Autor das oito faixas do álbum, Paiva conta que gosta de compor, ou mesmo de escrever arranjos, já pensando no potencial e nas características dos músicos que vão participar da gravação. Isso ajuda a explicar o fato de seus arranjos para este álbum soarem tão fluidos e naturais, como se os músicos estivessem improvisando quase todo o tempo, com muita liberdade.

“Sopro”, a breve faixa que abre este álbum, nasceu originalmente como uma marcha-rancho, na época em que Paiva ainda estava escrevendo o repertório para o primeiro volume do projeto “Choroso”. Nesta versão mais lenta, dedicada ao grande contrabaixista cubano Cachao López (1918-2008), o baixo acústico e o sax soprano expõem com delicadeza a melodia, como se preparassem a atenção do ouvinte para emoções mais fortes.

Além de serem mais dinâmicas, as duas composições seguintes têm em comum o fato de terem sido inspiradas por clássicos do jazz ou da música brasileira.
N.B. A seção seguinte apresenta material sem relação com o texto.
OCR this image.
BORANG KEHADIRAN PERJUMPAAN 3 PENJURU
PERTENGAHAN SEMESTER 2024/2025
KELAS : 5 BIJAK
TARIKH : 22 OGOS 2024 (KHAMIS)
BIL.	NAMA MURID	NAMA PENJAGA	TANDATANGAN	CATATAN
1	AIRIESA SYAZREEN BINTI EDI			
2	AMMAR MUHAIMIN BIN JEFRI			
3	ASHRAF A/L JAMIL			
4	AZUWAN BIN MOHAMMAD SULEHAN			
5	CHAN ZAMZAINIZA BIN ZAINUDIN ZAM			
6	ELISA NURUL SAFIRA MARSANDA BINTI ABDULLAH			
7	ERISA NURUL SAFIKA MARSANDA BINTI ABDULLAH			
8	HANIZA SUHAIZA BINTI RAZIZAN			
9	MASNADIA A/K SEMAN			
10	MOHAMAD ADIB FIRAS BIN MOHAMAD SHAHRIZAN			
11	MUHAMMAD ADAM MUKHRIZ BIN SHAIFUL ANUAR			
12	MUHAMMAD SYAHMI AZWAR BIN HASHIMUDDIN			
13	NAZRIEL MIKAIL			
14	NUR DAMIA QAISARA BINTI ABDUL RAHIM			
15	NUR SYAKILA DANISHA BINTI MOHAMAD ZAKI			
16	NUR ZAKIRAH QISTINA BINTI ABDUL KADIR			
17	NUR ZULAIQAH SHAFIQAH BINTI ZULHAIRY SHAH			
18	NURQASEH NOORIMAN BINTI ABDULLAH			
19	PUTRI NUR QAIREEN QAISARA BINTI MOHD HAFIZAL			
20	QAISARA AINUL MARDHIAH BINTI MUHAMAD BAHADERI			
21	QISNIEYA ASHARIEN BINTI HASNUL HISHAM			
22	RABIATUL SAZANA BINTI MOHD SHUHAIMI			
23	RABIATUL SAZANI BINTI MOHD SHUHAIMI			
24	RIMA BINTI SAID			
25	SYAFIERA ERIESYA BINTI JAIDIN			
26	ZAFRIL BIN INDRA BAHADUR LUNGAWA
Do mesmo modo que Charlie Parker, Dizzy Gillespie e outros criadores do bebop faziam durante as décadas de 1940 e 1950, compondo a partir das harmonias de standards da canção norte-americana, para criar “Seu Joaquim” Paiva reescreveu a harmonia de “Fee-Fi-Fo-Fum” (tema que o saxofonista Wayne Shorter compôs e gravou no álbum “Speak no Evil”, em 1964), adaptando-o à linguagem do choro. “Pensei comigo: se essa música tivesse sido feita na década de 1930, como ela seria? Nos improvisos, brincamos de usar diferentes harmonias”, revela.

Em “Duque”, a conhecida melodia do choro “Tico Tico no Fubá” (de Zequinha de Abreu) já surge nos primeiros compassos, bem alterada, seguida pelo nervoso improviso de Roversi, ao sax soprano. Paiva, que adapta nessa faixa o típico fraseado chorão do violão de sete cordas ao contrabaixo, também reescreveu a harmonia de “Tico Tico”, com um resultado bem jazzístico e contemporâneo.
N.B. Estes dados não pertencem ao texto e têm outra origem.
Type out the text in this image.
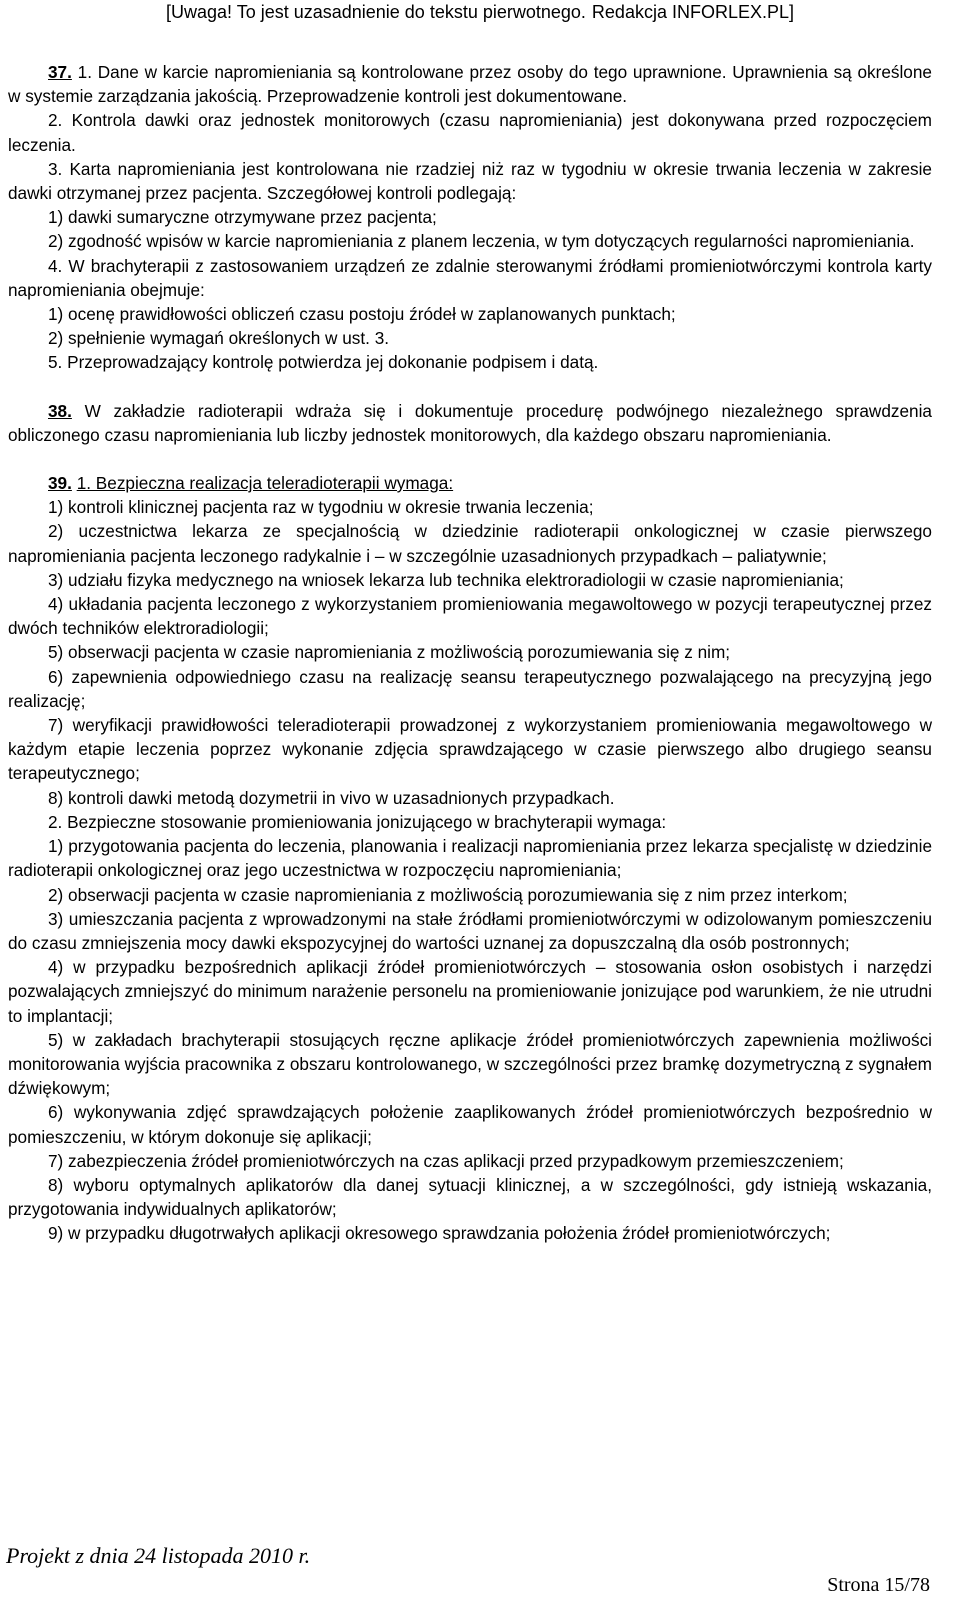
[Uwaga! To jest uzasadnienie do tekstu pierwotnego. Redakcja INFORLEX.PL]

37. 1. Dane w karcie napromieniania są kontrolowane przez osoby do tego uprawnione. Uprawnienia są określone w systemie zarządzania jakością. Przeprowadzenie kontroli jest dokumentowane.

2. Kontrola dawki oraz jednostek monitorowych (czasu napromieniania) jest dokonywana przed rozpoczęciem leczenia.

3. Karta napromieniania jest kontrolowana nie rzadziej niż raz w tygodniu w okresie trwania leczenia w zakresie dawki otrzymanej przez pacjenta. Szczegółowej kontroli podlegają:

1) dawki sumaryczne otrzymywane przez pacjenta;
2) zgodność wpisów w karcie napromieniania z planem leczenia, w tym dotyczących regularności napromieniania.

4. W brachyterapii z zastosowaniem urządzeń ze zdalnie sterowanymi źródłami promieniotwórczymi kontrola karty napromieniania obejmuje:

1) ocenę prawidłowości obliczeń czasu postoju źródeł w zaplanowanych punktach;
2) spełnienie wymagań określonych w ust. 3.

5. Przeprowadzający kontrolę potwierdza jej dokonanie podpisem i datą.

38. W zakładzie radioterapii wdraża się i dokumentuje procedurę podwójnego niezależnego sprawdzenia obliczonego czasu napromieniania lub liczby jednostek monitorowych, dla każdego obszaru napromieniania.

39. 1. Bezpieczna realizacja teleradioterapii wymaga:

1) kontroli klinicznej pacjenta raz w tygodniu w okresie trwania leczenia;
2) uczestnictwa lekarza ze specjalnością w dziedzinie radioterapii onkologicznej w czasie pierwszego napromieniania pacjenta leczonego radykalnie i – w szczególnie uzasadnionych przypadkach – paliatywnie;
3) udziału fizyka medycznego na wniosek lekarza lub technika elektroradiologii w czasie napromieniania;
4) układania pacjenta leczonego z wykorzystaniem promieniowania megawoltowego w pozycji terapeutycznej przez dwóch techników elektroradiologii;
5) obserwacji pacjenta w czasie napromieniania z możliwością porozumiewania się z nim;
6) zapewnienia odpowiedniego czasu na realizację seansu terapeutycznego pozwalającego na precyzyjną jego realizację;
7) weryfikacji prawidłowości teleradioterapii prowadzonej z wykorzystaniem promieniowania megawoltowego w każdym etapie leczenia poprzez wykonanie zdjęcia sprawdzającego w czasie pierwszego albo drugiego seansu terapeutycznego;
8) kontroli dawki metodą dozymetrii in vivo w uzasadnionych przypadkach.

2. Bezpieczne stosowanie promieniowania jonizującego w brachyterapii wymaga:

1) przygotowania pacjenta do leczenia, planowania i realizacji napromieniania przez lekarza specjalistę w dziedzinie radioterapii onkologicznej oraz jego uczestnictwa w rozpoczęciu napromieniania;
2) obserwacji pacjenta w czasie napromieniania z możliwością porozumiewania się z nim przez interkom;
3) umieszczania pacjenta z wprowadzonymi na stałe źródłami promieniotwórczymi w odizolowanym pomieszczeniu do czasu zmniejszenia mocy dawki ekspozycyjnej do wartości uznanej za dopuszczalną dla osób postronnych;
4) w przypadku bezpośrednich aplikacji źródeł promieniotwórczych – stosowania osłon osobistych i narzędzi pozwalających zmniejszyć do minimum narażenie personelu na promieniowanie jonizujące pod warunkiem, że nie utrudni to implantacji;
5) w zakładach brachyterapii stosujących ręczne aplikacje źródeł promieniotwórczych zapewnienia możliwości monitorowania wyjścia pracownika z obszaru kontrolowanego, w szczególności przez bramkę dozymetryczną z sygnałem dźwiękowym;
6) wykonywania zdjęć sprawdzających położenie zaaplikowanych źródeł promieniotwórczych bezpośrednio w pomieszczeniu, w którym dokonuje się aplikacji;
7) zabezpieczenia źródeł promieniotwórczych na czas aplikacji przed przypadkowym przemieszczeniem;
8) wyboru optymalnych aplikatorów dla danej sytuacji klinicznej, a w szczególności, gdy istnieją wskazania, przygotowania indywidualnych aplikatorów;
9) w przypadku długotrwałych aplikacji okresowego sprawdzania położenia źródeł promieniotwórczych;
Projekt z dnia 24 listopada 2010 r.
Strona 15/78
“São Mateus”, composta originalmente em 2001, nasceu como um choro instrumental – só mais tarde ganhou uma letra escrita por Rodrigo de Campos. Comparada à gravação de 2007, que deu título ao primeiro álbum de Paiva, a nova versão soa mais dramática. O timbre do sax soprano de Roversi e o pandeiro que Tessele utiliza sobre a caixa da bateria reforçam a ascendência árabe da melodia. A atmosfera espiritual que perpassa essa gravação tem uma referência que remete ao jazz da década de 1960: o álbum “A Love Supreme”, obra-prima do saxofonista John Coltrane, cuja influência Paiva reconhece em sua composição.

Exemplo de uma vertente da música instrumental brasileira que costuma conviver com o repertório clássico do choro, “Barão” é um samba sincopado, composto por Paiva em homenagem ao mestre violonista Dino 7 Cordas (1918-2006). Durante o extenso improviso de Roversi, ao sax tenor, o baixista desenvolve um inventivo contraponto rítmico, que não deixa de ser, paradoxalmente, um solo feito em duo.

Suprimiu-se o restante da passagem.